Meu pai montava a cavalo e gritava
como um deus para a vida.
Drummond
lembrava o pai a cavalo como se pedisse perdão
do silêncio.
O meu pai e o poeta Drummond morreram
porque era hora.
Tinha uma pedra no meio do caminho.
Sinto uma súbita alegria
ao me lembrar de meu pai
ao lado de Drummond
na eternidade.
A minha boca está seca, qualquer palavra
se quebraria.
O dia,
como a morte,
é uma fatalidade.
As crianças gritam
e não acordam meu pai,
que gostava de crianças dormindo.
Venta
neste momento
e em 1987.
Imagino o poeta sorrindo,
mesmo na morte, imóvel.
O morto é uma estátua
fria
na praia,
em qualquer lugar.
(Não deveriam fazer estátuas para os mortos.)
O poeta Drummond teve uma morte pública,
ônibus passam, a fumaça passa, os jornais anunciam
o feito histórico (o poeta morto como uma estátua).

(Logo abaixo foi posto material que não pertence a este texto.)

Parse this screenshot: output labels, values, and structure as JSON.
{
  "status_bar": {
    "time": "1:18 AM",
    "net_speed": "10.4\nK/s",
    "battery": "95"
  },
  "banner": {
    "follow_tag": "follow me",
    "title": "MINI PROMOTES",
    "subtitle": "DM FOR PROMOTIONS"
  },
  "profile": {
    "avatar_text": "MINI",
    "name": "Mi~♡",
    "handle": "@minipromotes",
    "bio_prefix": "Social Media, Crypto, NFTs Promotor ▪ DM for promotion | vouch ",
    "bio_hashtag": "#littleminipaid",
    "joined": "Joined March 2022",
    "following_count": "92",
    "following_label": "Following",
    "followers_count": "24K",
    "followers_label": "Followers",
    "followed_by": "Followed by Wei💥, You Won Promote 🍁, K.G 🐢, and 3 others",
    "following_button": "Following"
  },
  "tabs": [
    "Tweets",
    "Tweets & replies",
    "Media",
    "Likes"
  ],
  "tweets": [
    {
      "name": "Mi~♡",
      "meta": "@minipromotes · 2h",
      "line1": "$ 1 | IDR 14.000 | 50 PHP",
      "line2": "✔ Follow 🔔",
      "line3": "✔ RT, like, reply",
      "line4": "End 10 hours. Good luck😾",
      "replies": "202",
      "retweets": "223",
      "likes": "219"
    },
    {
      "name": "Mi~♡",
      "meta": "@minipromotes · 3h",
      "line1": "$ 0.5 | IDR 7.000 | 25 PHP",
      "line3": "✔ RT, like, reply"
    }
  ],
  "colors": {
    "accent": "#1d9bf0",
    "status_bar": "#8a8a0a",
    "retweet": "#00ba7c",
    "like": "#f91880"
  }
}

O meu pai pediu um último cigarro, olhou a vela bruxuleante
(haveria vento no quarto? O vento do eterno
não se move).
O meu pai disse adeus,
e partiu a cavalo
sem se levantar do leito.
A cidade pequena
e os parentes sorriram contemplando o seu morto
particular.
O poeta e meu pai
(anônimos)
sorriem na eternidade
satisfeitos
com a poesia do fim dos tempos.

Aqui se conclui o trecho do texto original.